三人は以前ゴールデンウィークの時にトランプをした時に使った正方形のテーブルと、葉月の部屋で見た覚えのある、楓のものと似たようなテーブルをくっ付けて囲っている。
今は丁度勉強は中断中だったらしく、並べられたお菓子や飲み物が大きくスペースを取っていて、体勢も各自リラックスモード。教科書やノートに参考書、辞書類はカーペットや鞄の上に置かれていた。
「さっき振りです」
千鶴たちとは今からほんの二時間前、お昼ご飯を食べた時に顔を合せていた。
笑顔で挨拶を返す紅葉にいろはは、自分の隣りに置いてあるトートバッグをカーペットの上から移動させると、空いたスペースにクッションを置き手を振って紅葉を呼んだ。
いろはの今日のコーディネートは、ネイビーの丈の短いフラワープリントのワンピースに、ワンピースより少しだけ丈の短い薄手のロングニットカーディガン。カーディガンの上からピンクの細いベルトでくびれを作り、髪は高めの位置でポニーテールにして根元にバレッタを付け、いつもながら可愛らしく纏めている。とても女の子らしく、いろはに大変良く似合っている。
紅葉は有難く座らせてもらう事にして、嬉しそうに小走りで移動した。
「千鶴さん、これを」
「ん?」
腰を落ち着けると紅葉は正面に座っている千鶴に、早速部屋を訪ねた目的の紙袋を手渡した。

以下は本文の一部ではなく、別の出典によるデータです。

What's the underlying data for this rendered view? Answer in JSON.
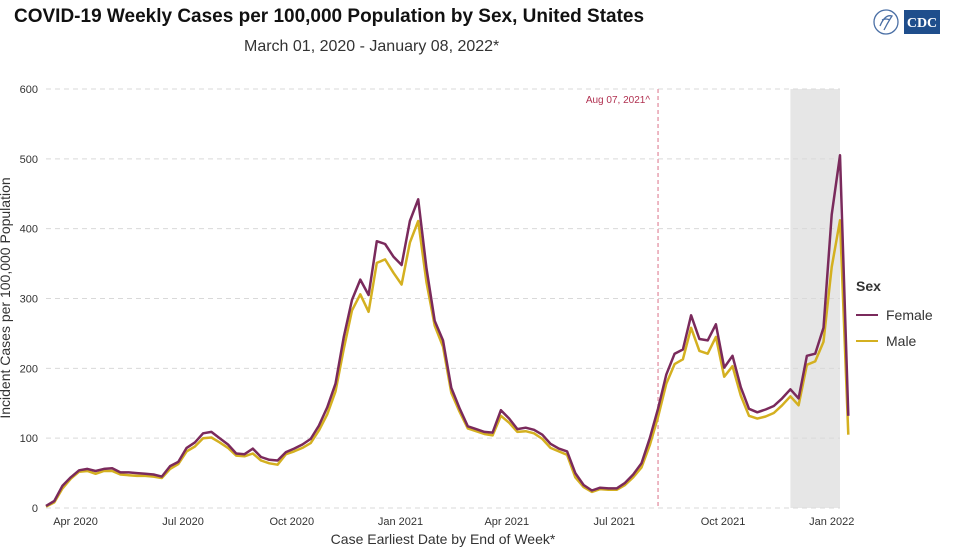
{
  "header": {
    "title": "COVID-19 Weekly Cases per 100,000 Population by Sex, United States",
    "subtitle": "March 01, 2020 - January 08, 2022*",
    "logo_text": "CDC"
  },
  "colors": {
    "female": "#7a2a5c",
    "male": "#d4b020",
    "grid": "#d9d9d9",
    "shade": "#e6e6e6",
    "marker_line": "#e8a0b0",
    "marker_text": "#b03050"
  },
  "chart_data": {
    "type": "line",
    "title": "COVID-19 Weekly Cases per 100,000 Population by Sex, United States",
    "subtitle": "March 01, 2020 - January 08, 2022*",
    "xlabel": "Case Earliest Date by End of Week*",
    "ylabel": "Incident Cases per 100,000 Population",
    "ylim": [
      0,
      600
    ],
    "yticks": [
      0,
      100,
      200,
      300,
      400,
      500,
      600
    ],
    "xtick_labels": [
      "Apr 2020",
      "Jul 2020",
      "Oct 2020",
      "Jan 2021",
      "Apr 2021",
      "Jul 2021",
      "Oct 2021",
      "Jan 2022"
    ],
    "xtick_dates": [
      "2020-04-01",
      "2020-07-01",
      "2020-10-01",
      "2021-01-01",
      "2021-04-01",
      "2021-07-01",
      "2021-10-01",
      "2022-01-01"
    ],
    "x_range": [
      "2020-03-07",
      "2022-01-08"
    ],
    "grid": true,
    "legend_title": "Sex",
    "legend_position": "right",
    "annotation": {
      "label": "Aug 07, 2021^",
      "date": "2021-08-07"
    },
    "shaded_range": [
      "2021-11-27",
      "2022-01-08"
    ],
    "series": [
      {
        "name": "Female",
        "values": [
          3,
          10,
          32,
          44,
          54,
          56,
          53,
          56,
          57,
          51,
          51,
          50,
          49,
          48,
          45,
          60,
          66,
          86,
          94,
          107,
          109,
          100,
          91,
          78,
          77,
          85,
          73,
          69,
          68,
          80,
          85,
          91,
          99,
          118,
          144,
          178,
          245,
          298,
          327,
          305,
          382,
          378,
          360,
          348,
          411,
          442,
          343,
          268,
          240,
          172,
          143,
          117,
          113,
          109,
          108,
          140,
          128,
          113,
          115,
          112,
          105,
          92,
          85,
          81,
          50,
          33,
          25,
          29,
          28,
          28,
          36,
          48,
          64,
          100,
          142,
          191,
          221,
          227,
          276,
          242,
          240,
          263,
          201,
          218,
          173,
          142,
          137,
          141,
          146,
          157,
          170,
          157,
          218,
          221,
          258,
          420,
          505,
          132
        ]
      },
      {
        "name": "Male",
        "values": [
          2,
          8,
          28,
          42,
          52,
          53,
          49,
          53,
          53,
          48,
          47,
          46,
          46,
          45,
          43,
          56,
          63,
          81,
          88,
          100,
          101,
          94,
          86,
          75,
          74,
          78,
          68,
          64,
          62,
          77,
          81,
          86,
          93,
          111,
          134,
          167,
          228,
          283,
          306,
          281,
          351,
          356,
          337,
          320,
          380,
          411,
          323,
          261,
          231,
          165,
          138,
          114,
          110,
          106,
          104,
          132,
          122,
          109,
          110,
          107,
          99,
          86,
          81,
          76,
          44,
          30,
          23,
          27,
          26,
          26,
          33,
          44,
          58,
          90,
          130,
          178,
          206,
          213,
          258,
          225,
          221,
          245,
          188,
          203,
          161,
          132,
          128,
          131,
          136,
          147,
          160,
          147,
          205,
          210,
          238,
          345,
          412,
          105
        ]
      }
    ]
  }
}
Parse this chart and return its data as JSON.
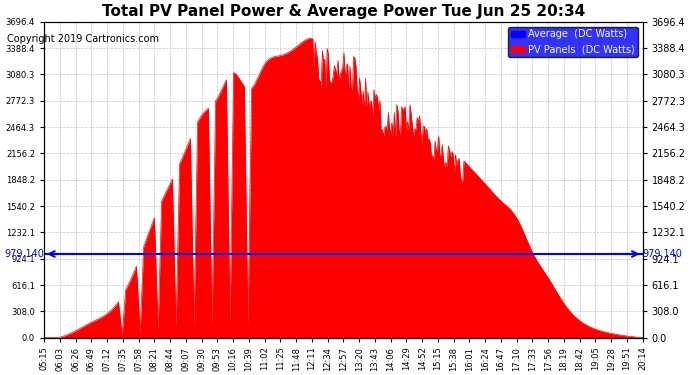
{
  "title": "Total PV Panel Power & Average Power Tue Jun 25 20:34",
  "copyright": "Copyright 2019 Cartronics.com",
  "avg_line_y": 979.14,
  "avg_line_label": "979.140",
  "y_min": 0.0,
  "y_max": 3696.4,
  "y_ticks": [
    0.0,
    308.0,
    616.1,
    924.1,
    1232.1,
    1540.2,
    1848.2,
    2156.2,
    2464.3,
    2772.3,
    3080.3,
    3388.4,
    3696.4
  ],
  "fill_color": "#FF0000",
  "line_color": "#FF0000",
  "avg_color": "#0000FF",
  "background_color": "#FFFFFF",
  "grid_color": "#AAAAAA",
  "legend_avg_label": "Average  (DC Watts)",
  "legend_pv_label": "PV Panels  (DC Watts)",
  "x_labels": [
    "05:15",
    "06:03",
    "06:26",
    "06:49",
    "07:12",
    "07:35",
    "07:58",
    "08:21",
    "08:44",
    "09:07",
    "09:30",
    "09:53",
    "10:16",
    "10:39",
    "11:02",
    "11:25",
    "11:48",
    "12:11",
    "12:34",
    "12:57",
    "13:20",
    "13:43",
    "14:06",
    "14:29",
    "14:52",
    "15:15",
    "15:38",
    "16:01",
    "16:24",
    "16:47",
    "17:10",
    "17:33",
    "17:56",
    "18:19",
    "18:42",
    "19:05",
    "19:28",
    "19:51",
    "20:14"
  ],
  "pv_values": [
    0,
    5,
    80,
    180,
    280,
    500,
    900,
    1400,
    1800,
    2200,
    2600,
    2800,
    3100,
    2900,
    3200,
    3300,
    3400,
    3500,
    3400,
    3450,
    3200,
    2900,
    2700,
    2800,
    2600,
    2400,
    2200,
    2000,
    1800,
    1600,
    1400,
    1000,
    700,
    400,
    200,
    100,
    50,
    20,
    0
  ]
}
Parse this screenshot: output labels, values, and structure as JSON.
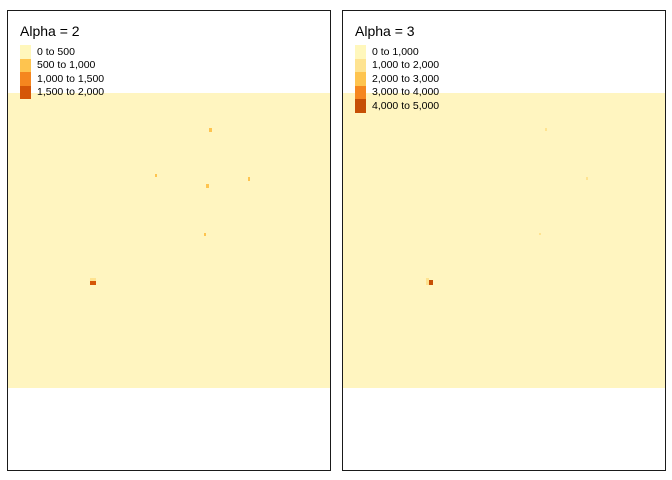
{
  "panels": [
    {
      "title": "Alpha = 2",
      "legend": [
        {
          "label": "0 to 500",
          "color": "#FFF7BC"
        },
        {
          "label": "500 to 1,000",
          "color": "#FEC44F"
        },
        {
          "label": "1,000 to 1,500",
          "color": "#F5861F"
        },
        {
          "label": "1,500 to 2,000",
          "color": "#D55607"
        }
      ]
    },
    {
      "title": "Alpha = 3",
      "legend": [
        {
          "label": "0 to 1,000",
          "color": "#FFF7BC"
        },
        {
          "label": "1,000 to 2,000",
          "color": "#FEE391"
        },
        {
          "label": "2,000 to 3,000",
          "color": "#FEC44F"
        },
        {
          "label": "3,000 to 4,000",
          "color": "#F5861F"
        },
        {
          "label": "4,000 to 5,000",
          "color": "#C64F05"
        }
      ]
    }
  ],
  "background_fill": "#FFF5C0"
}
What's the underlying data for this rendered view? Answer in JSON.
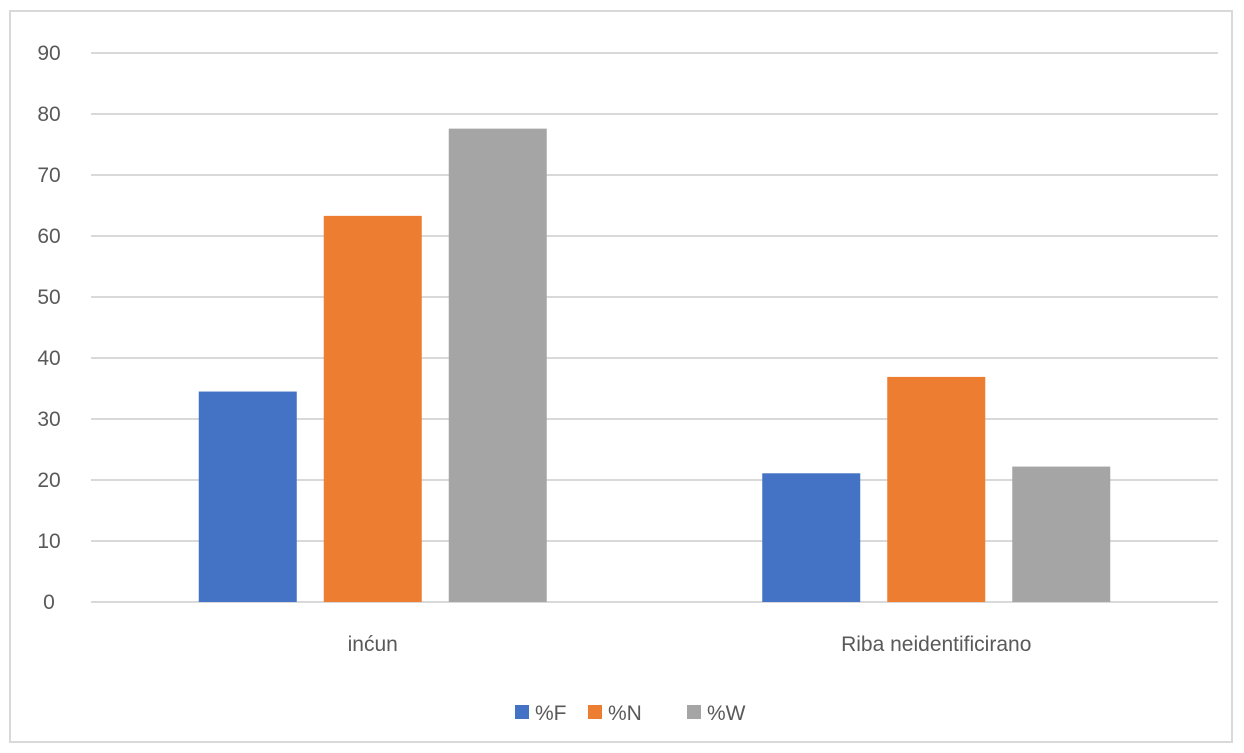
{
  "chart_data": {
    "type": "bar",
    "title": "",
    "xlabel": "",
    "ylabel": "",
    "categories": [
      "inćun",
      "Riba neidentificirano"
    ],
    "series": [
      {
        "name": "%F",
        "values": [
          34.5,
          21.1
        ],
        "color": "#4472c4"
      },
      {
        "name": "%N",
        "values": [
          63.3,
          36.9
        ],
        "color": "#ed7d31"
      },
      {
        "name": "%W",
        "values": [
          77.6,
          22.2
        ],
        "color": "#a5a5a5"
      }
    ],
    "ylim": [
      0,
      90
    ],
    "yticks": [
      0,
      10,
      20,
      30,
      40,
      50,
      60,
      70,
      80,
      90
    ],
    "grid": true,
    "legend_position": "bottom",
    "colors": {
      "gridline": "#d9d9d9",
      "axis_line": "#d9d9d9",
      "text": "#595959",
      "border": "#d9d9d9"
    }
  }
}
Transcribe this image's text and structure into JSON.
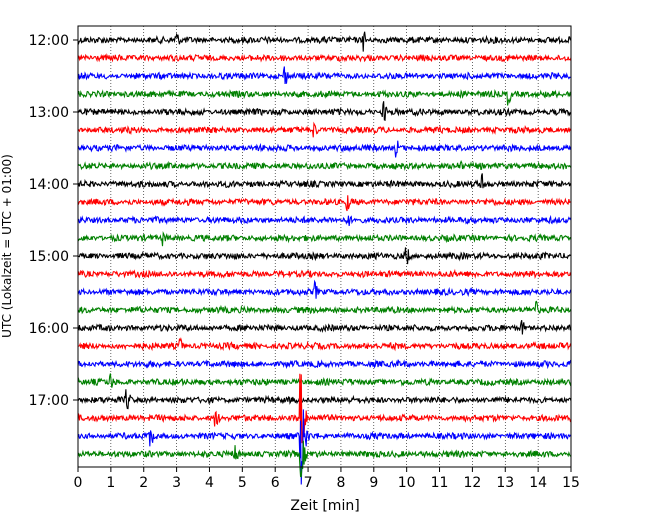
{
  "chart_data": {
    "type": "line",
    "subtype": "seismogram-helicorder",
    "xlabel": "Zeit  [min]",
    "ylabel": "UTC (Lokalzeit = UTC + 01:00)",
    "xlim": [
      0,
      15
    ],
    "x_ticks": [
      "0",
      "1",
      "2",
      "3",
      "4",
      "5",
      "6",
      "7",
      "8",
      "9",
      "10",
      "11",
      "12",
      "13",
      "14",
      "15"
    ],
    "y_ticks": [
      "12:00",
      "13:00",
      "14:00",
      "15:00",
      "16:00",
      "17:00"
    ],
    "vertical_grid": "dotted",
    "rows": 24,
    "row_interval_min": 15,
    "start_time": "12:00",
    "trace_colors": [
      "#000000",
      "#ff0000",
      "#0000ff",
      "#008000"
    ],
    "events": [
      {
        "row": 0,
        "x": 3.0,
        "amp": 0.6
      },
      {
        "row": 0,
        "x": 8.7,
        "amp": 0.7
      },
      {
        "row": 2,
        "x": 6.3,
        "amp": 0.7
      },
      {
        "row": 3,
        "x": 13.1,
        "amp": 0.7
      },
      {
        "row": 4,
        "x": 9.3,
        "amp": 0.7
      },
      {
        "row": 5,
        "x": 7.2,
        "amp": 0.5
      },
      {
        "row": 6,
        "x": 9.7,
        "amp": 0.6
      },
      {
        "row": 7,
        "x": 11.6,
        "amp": 0.5
      },
      {
        "row": 8,
        "x": 12.3,
        "amp": 0.7
      },
      {
        "row": 9,
        "x": 8.2,
        "amp": 0.6
      },
      {
        "row": 10,
        "x": 8.2,
        "amp": 0.6
      },
      {
        "row": 11,
        "x": 2.6,
        "amp": 0.5
      },
      {
        "row": 12,
        "x": 10.0,
        "amp": 0.7
      },
      {
        "row": 14,
        "x": 7.2,
        "amp": 0.7
      },
      {
        "row": 15,
        "x": 13.9,
        "amp": 0.8
      },
      {
        "row": 16,
        "x": 13.5,
        "amp": 0.6
      },
      {
        "row": 17,
        "x": 3.1,
        "amp": 0.6
      },
      {
        "row": 19,
        "x": 1.0,
        "amp": 0.6
      },
      {
        "row": 20,
        "x": 1.5,
        "amp": 0.7
      },
      {
        "row": 21,
        "x": 4.2,
        "amp": 0.6
      },
      {
        "row": 21,
        "x": 6.8,
        "amp": 2.5
      },
      {
        "row": 22,
        "x": 2.2,
        "amp": 0.8
      },
      {
        "row": 22,
        "x": 6.8,
        "amp": 3.0
      },
      {
        "row": 23,
        "x": 4.8,
        "amp": 0.6
      },
      {
        "row": 23,
        "x": 6.8,
        "amp": 1.4
      }
    ]
  }
}
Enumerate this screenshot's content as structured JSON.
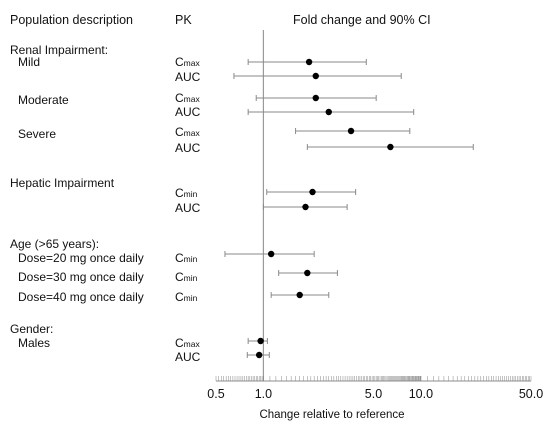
{
  "headers": {
    "population": "Population description",
    "pk": "PK",
    "fold": "Fold change and 90% CI"
  },
  "chart_data": {
    "type": "forest",
    "x_scale": "log",
    "xlim": [
      0.5,
      50.0
    ],
    "reference_line": 1.0,
    "xlabel": "Change relative to reference",
    "xticks": [
      "0.5",
      "1.0",
      "5.0",
      "10.0",
      "50.0"
    ],
    "xtick_values": [
      0.5,
      1.0,
      5.0,
      10.0,
      50.0
    ],
    "groups": [
      {
        "label": "Renal Impairment:"
      },
      {
        "label": "Hepatic Impairment"
      },
      {
        "label": "Age (>65 years):"
      },
      {
        "label": "Gender:"
      }
    ],
    "rows": [
      {
        "sub": "Mild",
        "pk_base": "C",
        "pk_sub": "max",
        "estimate": 1.95,
        "ci": [
          0.8,
          4.5
        ]
      },
      {
        "sub": "",
        "pk_base": "AUC",
        "pk_sub": "",
        "estimate": 2.15,
        "ci": [
          0.65,
          7.5
        ]
      },
      {
        "sub": "Moderate",
        "pk_base": "C",
        "pk_sub": "max",
        "estimate": 2.15,
        "ci": [
          0.9,
          5.2
        ]
      },
      {
        "sub": "",
        "pk_base": "AUC",
        "pk_sub": "",
        "estimate": 2.6,
        "ci": [
          0.8,
          9.0
        ]
      },
      {
        "sub": "Severe",
        "pk_base": "C",
        "pk_sub": "max",
        "estimate": 3.6,
        "ci": [
          1.6,
          8.5
        ]
      },
      {
        "sub": "",
        "pk_base": "AUC",
        "pk_sub": "",
        "estimate": 6.4,
        "ci": [
          1.9,
          21.5
        ]
      },
      {
        "sub": "",
        "pk_base": "C",
        "pk_sub": "min",
        "estimate": 2.05,
        "ci": [
          1.05,
          3.85
        ]
      },
      {
        "sub": "",
        "pk_base": "AUC",
        "pk_sub": "",
        "estimate": 1.85,
        "ci": [
          1.0,
          3.4
        ]
      },
      {
        "sub": "Dose=20 mg once daily",
        "pk_base": "C",
        "pk_sub": "min",
        "estimate": 1.12,
        "ci": [
          0.57,
          2.1
        ]
      },
      {
        "sub": "Dose=30 mg once daily",
        "pk_base": "C",
        "pk_sub": "min",
        "estimate": 1.9,
        "ci": [
          1.25,
          2.95
        ]
      },
      {
        "sub": "Dose=40 mg once daily",
        "pk_base": "C",
        "pk_sub": "min",
        "estimate": 1.7,
        "ci": [
          1.12,
          2.6
        ]
      },
      {
        "sub": "Males",
        "pk_base": "C",
        "pk_sub": "max",
        "estimate": 0.96,
        "ci": [
          0.8,
          1.06
        ]
      },
      {
        "sub": "",
        "pk_base": "AUC",
        "pk_sub": "",
        "estimate": 0.94,
        "ci": [
          0.79,
          1.09
        ]
      }
    ]
  }
}
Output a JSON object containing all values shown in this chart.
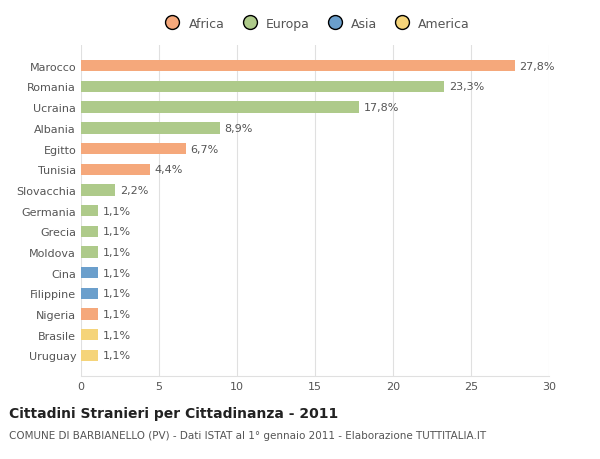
{
  "countries": [
    "Marocco",
    "Romania",
    "Ucraina",
    "Albania",
    "Egitto",
    "Tunisia",
    "Slovacchia",
    "Germania",
    "Grecia",
    "Moldova",
    "Cina",
    "Filippine",
    "Nigeria",
    "Brasile",
    "Uruguay"
  ],
  "values": [
    27.8,
    23.3,
    17.8,
    8.9,
    6.7,
    4.4,
    2.2,
    1.1,
    1.1,
    1.1,
    1.1,
    1.1,
    1.1,
    1.1,
    1.1
  ],
  "labels": [
    "27,8%",
    "23,3%",
    "17,8%",
    "8,9%",
    "6,7%",
    "4,4%",
    "2,2%",
    "1,1%",
    "1,1%",
    "1,1%",
    "1,1%",
    "1,1%",
    "1,1%",
    "1,1%",
    "1,1%"
  ],
  "continents": [
    "Africa",
    "Europa",
    "Europa",
    "Europa",
    "Africa",
    "Africa",
    "Europa",
    "Europa",
    "Europa",
    "Europa",
    "Asia",
    "Asia",
    "Africa",
    "America",
    "America"
  ],
  "continent_colors": {
    "Africa": "#F5A87B",
    "Europa": "#AECA8A",
    "Asia": "#6B9FCC",
    "America": "#F5D47A"
  },
  "legend_order": [
    "Africa",
    "Europa",
    "Asia",
    "America"
  ],
  "legend_colors": [
    "#F5A87B",
    "#AECA8A",
    "#6B9FCC",
    "#F5D47A"
  ],
  "title": "Cittadini Stranieri per Cittadinanza - 2011",
  "subtitle": "COMUNE DI BARBIANELLO (PV) - Dati ISTAT al 1° gennaio 2011 - Elaborazione TUTTITALIA.IT",
  "xlim": [
    0,
    30
  ],
  "xticks": [
    0,
    5,
    10,
    15,
    20,
    25,
    30
  ],
  "background_color": "#ffffff",
  "bar_height": 0.55,
  "grid_color": "#e0e0e0",
  "label_fontsize": 8,
  "ytick_fontsize": 8,
  "xtick_fontsize": 8,
  "title_fontsize": 10,
  "subtitle_fontsize": 7.5,
  "legend_fontsize": 9
}
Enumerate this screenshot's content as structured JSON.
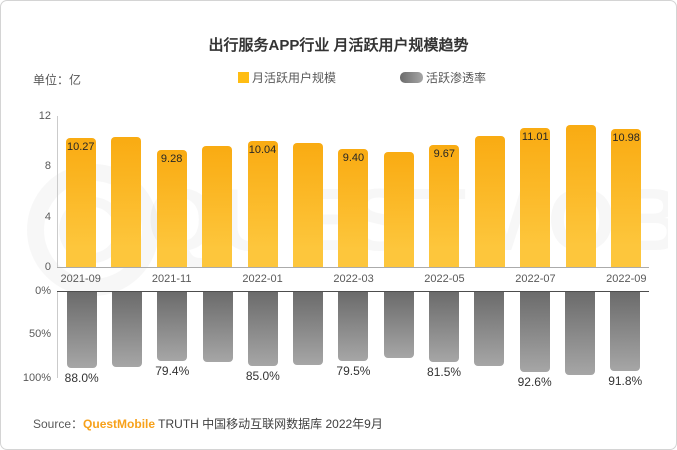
{
  "title": "出行服务APP行业 月活跃用户规模趋势",
  "unit_label": "单位：亿",
  "legend": {
    "items": [
      {
        "label": "月活跃用户规模"
      },
      {
        "label": "活跃渗透率"
      }
    ]
  },
  "watermark_text": "QUESTMOBILE",
  "source": {
    "prefix": "Source：",
    "brand": "QuestMobile",
    "suffix": " TRUTH 中国移动互联网数据库 2022年9月"
  },
  "colors": {
    "mau_bar_top": "#F9AB12",
    "mau_bar_bottom": "#FDC63C",
    "penetration_bar_top": "#6B6B6B",
    "penetration_bar_bottom": "#A6A6A6",
    "brand_orange": "#F7A11A",
    "legend_mau_swatch": "#FFBD13"
  },
  "chart_data": [
    {
      "type": "bar",
      "name": "月活跃用户规模",
      "unit": "亿",
      "categories": [
        "2021-09",
        "2021-10",
        "2021-11",
        "2021-12",
        "2022-01",
        "2022-02",
        "2022-03",
        "2022-04",
        "2022-05",
        "2022-06",
        "2022-07",
        "2022-08",
        "2022-09"
      ],
      "values": [
        10.27,
        10.32,
        9.28,
        9.65,
        10.04,
        9.85,
        9.4,
        9.1,
        9.67,
        10.38,
        11.01,
        11.29,
        10.98
      ],
      "bar_labels": [
        "10.27",
        "",
        "9.28",
        "",
        "10.04",
        "",
        "9.40",
        "",
        "9.67",
        "",
        "11.01",
        "",
        "10.98"
      ],
      "ylim": [
        0,
        12
      ],
      "yticks": [
        {
          "label": "0",
          "value": 0
        },
        {
          "label": "4",
          "value": 4
        },
        {
          "label": "8",
          "value": 8
        },
        {
          "label": "12",
          "value": 12
        }
      ],
      "x_tick_labels": [
        "2021-09",
        "2021-11",
        "2022-01",
        "2022-03",
        "2022-05",
        "2022-07",
        "2022-09"
      ],
      "x_tick_every": 2,
      "legend_position": "top",
      "grid": false
    },
    {
      "type": "bar",
      "name": "活跃渗透率",
      "orientation": "downward",
      "categories": [
        "2021-09",
        "2021-10",
        "2021-11",
        "2021-12",
        "2022-01",
        "2022-02",
        "2022-03",
        "2022-04",
        "2022-05",
        "2022-06",
        "2022-07",
        "2022-08",
        "2022-09"
      ],
      "values": [
        88.0,
        87.0,
        79.4,
        81.5,
        85.0,
        84.0,
        79.5,
        76.0,
        81.5,
        86.0,
        92.6,
        96.0,
        91.8
      ],
      "bar_labels": [
        "88.0%",
        "",
        "79.4%",
        "",
        "85.0%",
        "",
        "79.5%",
        "",
        "81.5%",
        "",
        "92.6%",
        "",
        "91.8%"
      ],
      "ylim": [
        0,
        100
      ],
      "yticks": [
        {
          "label": "0%",
          "value": 0
        },
        {
          "label": "50%",
          "value": 50
        },
        {
          "label": "100%",
          "value": 100
        }
      ],
      "grid": false
    }
  ]
}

その千鶴の格好はというと、今日はあちこち出掛ける用事がないからか、赤色のラインの入った上下黒色のジャージのセットアップという、楽だが言ってしまえばコーディネートとも言えない手抜きコーディネート。化粧もまるでしておらず、カーペットの上の鞄に置かれたニットキャップを被っていたようで、髪もセットされていない。これでは遠目からでは美男子に見えかねない。
千鶴は偶にこうして徹底的に手抜きをする。しかし素材の良さ故か、それとも単に紅葉が千鶴に好意を抱いているからか、似合っていて悪くない、むしろ素敵かもとすら思った。
「ああ、ありがとうな」
紙袋を上から覗き込んで中身を確認した千鶴は、紅葉に礼を言うと取り出してみせた。
中から出て来たのは、横が三十センチに縦が四十センチ程のやや縦長の箱だ。それを見たいろはが声を上げる。
「おー、そういえば千鶴は今日それもあったね」
箱の側面に写るイラストは縦長の黒い、操縦桿のようなフォルム。紅葉と楓といろはにはお馴染み【魔法少女おんらいん】の専用コントローラーだ。
少しの間イラストを見たり書かれている文字を読んだりしていた千鶴は、箱を開けると中身を取り出した。何故か他の三人は千鶴の動向を黙って見詰めている。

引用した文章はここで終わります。